Vincent merapatkan bibirnya, patuh dengan perintah Rassyfa. Daripada kena bogem tambahan jadi dia cari jalan aman. Rassyfa bersiap melanjutkan cerita, namun sebelum itu, ia mengambil air mineral terlebih dahulu lalu meneguknya hingga tandas. Diam-diam Vincent cengo dan mengedip beberapa kali. Hanya itu yang dia lakukan, dia masih dalam mode patung.

"Kenapa, sih, gue harus ketemu lagi sama cowok itu? Kenapa juga cowok yang udah ngambil virgin gue mesti kerja di hotel Diamond? Kenapa dia mesti anak dari pak Bagaskara? Kenapa?!"

Jika tadi Vincent terjaga dalam posisi cengo sambil menyetir, kini mulut pria itu sudah sukses menganga lebar dengan mata melotot sempurna. Kejutan ini sungguh berdampak besar bagi kesehatan jantungnya. Untungnya pria itu cepat sadar, jika tidak, mungkin nyawa mereka melayang malam ini.

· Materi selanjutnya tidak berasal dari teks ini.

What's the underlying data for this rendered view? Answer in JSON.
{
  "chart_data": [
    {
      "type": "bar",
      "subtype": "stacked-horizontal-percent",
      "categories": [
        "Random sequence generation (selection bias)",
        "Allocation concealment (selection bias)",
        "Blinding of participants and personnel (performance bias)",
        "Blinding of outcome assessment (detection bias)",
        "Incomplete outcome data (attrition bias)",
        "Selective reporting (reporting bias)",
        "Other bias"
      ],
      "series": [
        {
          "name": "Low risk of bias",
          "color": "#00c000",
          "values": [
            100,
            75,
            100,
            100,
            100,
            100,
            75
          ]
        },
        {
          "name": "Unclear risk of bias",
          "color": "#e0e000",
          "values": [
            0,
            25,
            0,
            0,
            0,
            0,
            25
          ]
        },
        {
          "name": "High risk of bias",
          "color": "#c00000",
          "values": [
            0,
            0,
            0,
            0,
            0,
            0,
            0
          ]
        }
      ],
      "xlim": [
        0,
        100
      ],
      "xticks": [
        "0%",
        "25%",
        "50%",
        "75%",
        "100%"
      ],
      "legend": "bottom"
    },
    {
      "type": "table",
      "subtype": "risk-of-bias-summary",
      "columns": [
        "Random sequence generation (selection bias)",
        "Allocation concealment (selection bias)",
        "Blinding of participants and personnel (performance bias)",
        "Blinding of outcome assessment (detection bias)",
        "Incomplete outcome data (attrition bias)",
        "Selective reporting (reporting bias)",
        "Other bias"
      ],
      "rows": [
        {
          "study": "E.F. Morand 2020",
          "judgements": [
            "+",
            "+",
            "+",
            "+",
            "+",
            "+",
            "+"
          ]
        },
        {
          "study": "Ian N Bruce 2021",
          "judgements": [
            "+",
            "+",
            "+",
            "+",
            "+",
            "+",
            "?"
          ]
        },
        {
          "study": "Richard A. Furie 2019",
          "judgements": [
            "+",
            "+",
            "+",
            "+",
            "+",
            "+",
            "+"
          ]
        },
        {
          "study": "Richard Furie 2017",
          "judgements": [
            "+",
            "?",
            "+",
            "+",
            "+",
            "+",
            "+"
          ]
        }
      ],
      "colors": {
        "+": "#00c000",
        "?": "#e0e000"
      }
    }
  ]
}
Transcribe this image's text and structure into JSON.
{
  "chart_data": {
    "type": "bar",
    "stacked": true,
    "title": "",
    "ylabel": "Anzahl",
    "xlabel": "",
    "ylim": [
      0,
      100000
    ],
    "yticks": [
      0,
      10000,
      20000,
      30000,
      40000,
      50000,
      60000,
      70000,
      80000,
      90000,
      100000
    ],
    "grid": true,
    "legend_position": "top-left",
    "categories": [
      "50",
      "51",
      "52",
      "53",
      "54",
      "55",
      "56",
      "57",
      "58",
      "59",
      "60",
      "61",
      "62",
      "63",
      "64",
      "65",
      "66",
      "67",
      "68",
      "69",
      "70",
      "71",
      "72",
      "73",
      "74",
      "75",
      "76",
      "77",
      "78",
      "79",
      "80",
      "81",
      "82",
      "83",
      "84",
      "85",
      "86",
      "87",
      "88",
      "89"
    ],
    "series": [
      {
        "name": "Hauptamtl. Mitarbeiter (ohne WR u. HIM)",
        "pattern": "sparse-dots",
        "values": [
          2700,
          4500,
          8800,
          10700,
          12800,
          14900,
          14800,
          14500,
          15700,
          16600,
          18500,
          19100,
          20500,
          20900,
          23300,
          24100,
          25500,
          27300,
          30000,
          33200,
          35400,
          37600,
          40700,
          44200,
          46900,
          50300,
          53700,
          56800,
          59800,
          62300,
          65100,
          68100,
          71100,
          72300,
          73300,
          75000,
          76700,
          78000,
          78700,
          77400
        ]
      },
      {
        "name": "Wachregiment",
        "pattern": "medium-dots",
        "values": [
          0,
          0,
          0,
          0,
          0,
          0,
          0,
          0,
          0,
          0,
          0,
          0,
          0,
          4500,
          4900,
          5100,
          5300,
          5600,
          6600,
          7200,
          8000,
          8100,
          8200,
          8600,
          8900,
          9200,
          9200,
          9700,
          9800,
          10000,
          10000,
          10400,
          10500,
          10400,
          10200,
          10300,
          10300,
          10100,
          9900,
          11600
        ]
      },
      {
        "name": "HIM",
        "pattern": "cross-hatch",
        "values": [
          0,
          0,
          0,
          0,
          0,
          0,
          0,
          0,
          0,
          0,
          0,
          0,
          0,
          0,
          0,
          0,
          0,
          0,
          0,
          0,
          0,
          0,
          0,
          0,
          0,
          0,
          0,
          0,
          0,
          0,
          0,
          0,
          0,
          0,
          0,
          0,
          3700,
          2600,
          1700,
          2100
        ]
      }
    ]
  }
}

"Sori, Chy, gue nggak bisa terus diem. Otak gue udah keliling dunia. Please, gue mulai mikir yang iya-iya, nih! Yuk, kita samakan persepsi, apa semua hal yang barusan terbesit di benak gue, sejalan dengan pemikiran lo?"

"Iya, kali ini lo nggak salah. Semua tebakan di kepala lo bener!"

"Astaga ... Jadi cowok yang tidur sama lo itu pak Keandra Malik Husein? Calon pewaris Husein Group beserta seluruh hotelnya? Wow, Rassyfaaa ... Ketiban durian runtuh, lo ya. Mujur bener nasibnya. Udah mantap-mantap sama cogan, eh mapan pula. Gue iri dan gue bilang."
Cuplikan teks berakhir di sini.